Peretsman is well-known as a big-wig investment banker in the media, telecoms and tech space, but remains, like the company she works for, publicity shy. However, an interview she gave with LeanIn last year suggests that working for Allen & Co is not like the cut throat world of the bulge bracket investment banks – she left her role as a managing director at Salomon Brothers for the firm in the mid-1990s.

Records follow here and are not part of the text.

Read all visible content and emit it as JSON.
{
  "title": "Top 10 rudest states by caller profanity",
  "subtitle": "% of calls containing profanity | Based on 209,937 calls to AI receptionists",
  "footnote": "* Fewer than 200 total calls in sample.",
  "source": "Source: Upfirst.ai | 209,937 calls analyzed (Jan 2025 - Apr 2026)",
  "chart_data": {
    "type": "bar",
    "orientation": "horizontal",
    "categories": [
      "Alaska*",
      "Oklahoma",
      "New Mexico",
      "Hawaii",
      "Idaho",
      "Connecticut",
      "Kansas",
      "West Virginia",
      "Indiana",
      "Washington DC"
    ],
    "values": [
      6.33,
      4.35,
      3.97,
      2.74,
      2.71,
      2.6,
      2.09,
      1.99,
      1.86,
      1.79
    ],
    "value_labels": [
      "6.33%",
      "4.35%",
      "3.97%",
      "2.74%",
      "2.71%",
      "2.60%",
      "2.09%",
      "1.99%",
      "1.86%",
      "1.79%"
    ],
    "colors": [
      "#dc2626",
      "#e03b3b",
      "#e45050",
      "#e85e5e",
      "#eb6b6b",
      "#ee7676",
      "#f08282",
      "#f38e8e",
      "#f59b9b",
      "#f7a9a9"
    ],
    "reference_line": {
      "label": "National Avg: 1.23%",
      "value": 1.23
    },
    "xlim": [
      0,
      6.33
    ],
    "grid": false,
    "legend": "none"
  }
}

“The mid-90s brought unique opportunities in the development of online e-commerce. My first investment was in a group that owned travel agencies which were expected to be transformed by their new online offering. Having researched the industry, I became convinced that this was a good idea and decided to make a million-dollar investment in the company. Yet, soon thereafter, it became apparent that the CEO had questionable ethics. Since I had implicitly endorsed him by way of our capital, I found myself believing that my entire career was ruined through the association.
I went to the owner of our firm, Herbert Allen, and shared everything I knew about the situation. He paused, looked at me, and said: “Leave it. You’ve learned a lesson. Just walk away.” So, I did.”

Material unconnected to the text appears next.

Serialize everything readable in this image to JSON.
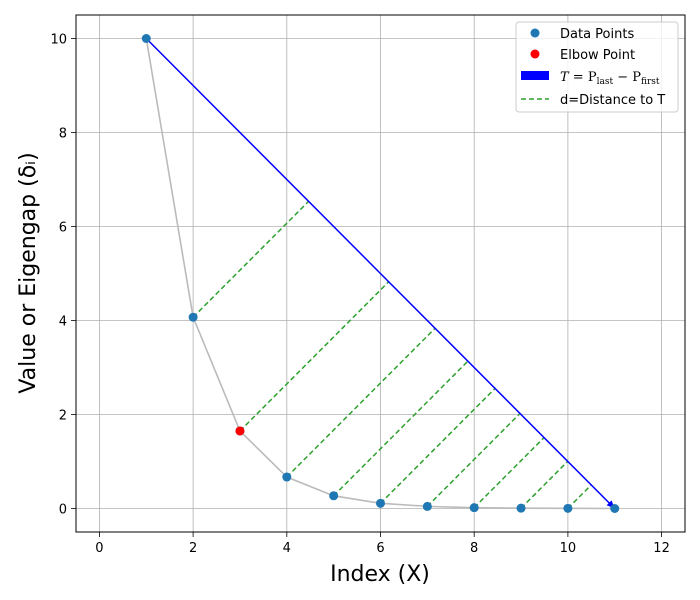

Allen & Co occupies an unassuming office on 5th Avenue, New York and has yet to expand into the City of London. It was founded in 1922 by brothers Herbert, Harold and Charles Allen, but the CEO position was taken over by Herb Allen Jr in 2002, who has worked to expand the range of services the bank offers. It does, however, still stick to the same bread-and-butter work of M&A advisory and managing money for wealthy individuals. Herb is on LinkedIn, describing himself as a ‘merchant banker’ and revealing that he has a BA in History from Yale. Good luck finding much more information about him – the firm doesn’t even have a website.

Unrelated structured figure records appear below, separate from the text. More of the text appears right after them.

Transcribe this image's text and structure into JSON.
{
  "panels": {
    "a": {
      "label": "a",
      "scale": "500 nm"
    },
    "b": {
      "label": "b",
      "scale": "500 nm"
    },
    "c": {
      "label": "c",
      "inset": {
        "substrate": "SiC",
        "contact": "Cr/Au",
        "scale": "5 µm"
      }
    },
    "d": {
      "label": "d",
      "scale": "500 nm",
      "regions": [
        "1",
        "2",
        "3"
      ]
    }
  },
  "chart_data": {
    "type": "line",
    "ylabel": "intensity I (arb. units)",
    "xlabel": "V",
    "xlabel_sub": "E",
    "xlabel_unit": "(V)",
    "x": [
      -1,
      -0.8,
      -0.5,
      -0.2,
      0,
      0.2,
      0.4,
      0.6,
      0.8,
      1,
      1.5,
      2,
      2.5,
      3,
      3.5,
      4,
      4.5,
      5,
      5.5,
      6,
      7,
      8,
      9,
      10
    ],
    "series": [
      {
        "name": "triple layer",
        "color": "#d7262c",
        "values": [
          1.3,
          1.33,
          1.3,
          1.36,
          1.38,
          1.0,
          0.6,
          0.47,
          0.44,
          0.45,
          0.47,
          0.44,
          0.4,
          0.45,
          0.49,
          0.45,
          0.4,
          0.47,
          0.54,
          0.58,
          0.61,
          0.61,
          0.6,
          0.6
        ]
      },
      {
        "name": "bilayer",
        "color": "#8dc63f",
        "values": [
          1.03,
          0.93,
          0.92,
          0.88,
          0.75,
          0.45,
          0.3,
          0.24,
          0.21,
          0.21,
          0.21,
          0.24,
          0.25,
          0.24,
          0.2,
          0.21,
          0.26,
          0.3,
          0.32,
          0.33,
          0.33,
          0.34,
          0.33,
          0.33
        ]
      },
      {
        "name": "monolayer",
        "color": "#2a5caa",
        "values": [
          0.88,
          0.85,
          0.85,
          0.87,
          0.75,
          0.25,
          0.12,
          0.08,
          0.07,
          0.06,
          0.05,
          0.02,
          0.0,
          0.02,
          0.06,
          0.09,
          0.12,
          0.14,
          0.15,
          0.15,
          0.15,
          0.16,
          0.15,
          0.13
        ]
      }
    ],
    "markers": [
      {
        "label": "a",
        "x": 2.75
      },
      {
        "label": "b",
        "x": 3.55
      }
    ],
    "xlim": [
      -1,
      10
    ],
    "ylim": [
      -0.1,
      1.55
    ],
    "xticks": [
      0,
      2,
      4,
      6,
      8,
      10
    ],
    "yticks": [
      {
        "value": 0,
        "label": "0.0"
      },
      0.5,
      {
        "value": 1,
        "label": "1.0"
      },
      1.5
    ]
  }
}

Elsewhere in the company, which employs around 200 people, most senior investment bankers tend to have a bulge bracket pedigree – Morgan Stanley, Goldman Sachs, Credit Suisse and UBS all occupy the CVs of some of its MDs.
Even Allen & Co MD Shelby Bonnie, a former CEO of CNET and board member of Warner Music, started his career as a financial analyst at Morgan Stanley. A lot of MDs also have unusually long tenures at the bank – between 14 and 20 years. One senior investment banker, Andreas Lazar, even took a career break: after working at the bank for seven years between 2000 and 2007, he moved to Sirius Satellite Radio, before returning in August 2008.
A little bit of entrepreneurship seems to do wonders for those joining the junior ranks. Melissa Goodhart, an analyst who joined last year, spent time as an investment banking careers coach for other students while at university (along with internships), while Brogan Matthews worked as a microfinance manager for an organisation called Reach Out Cameroon at university.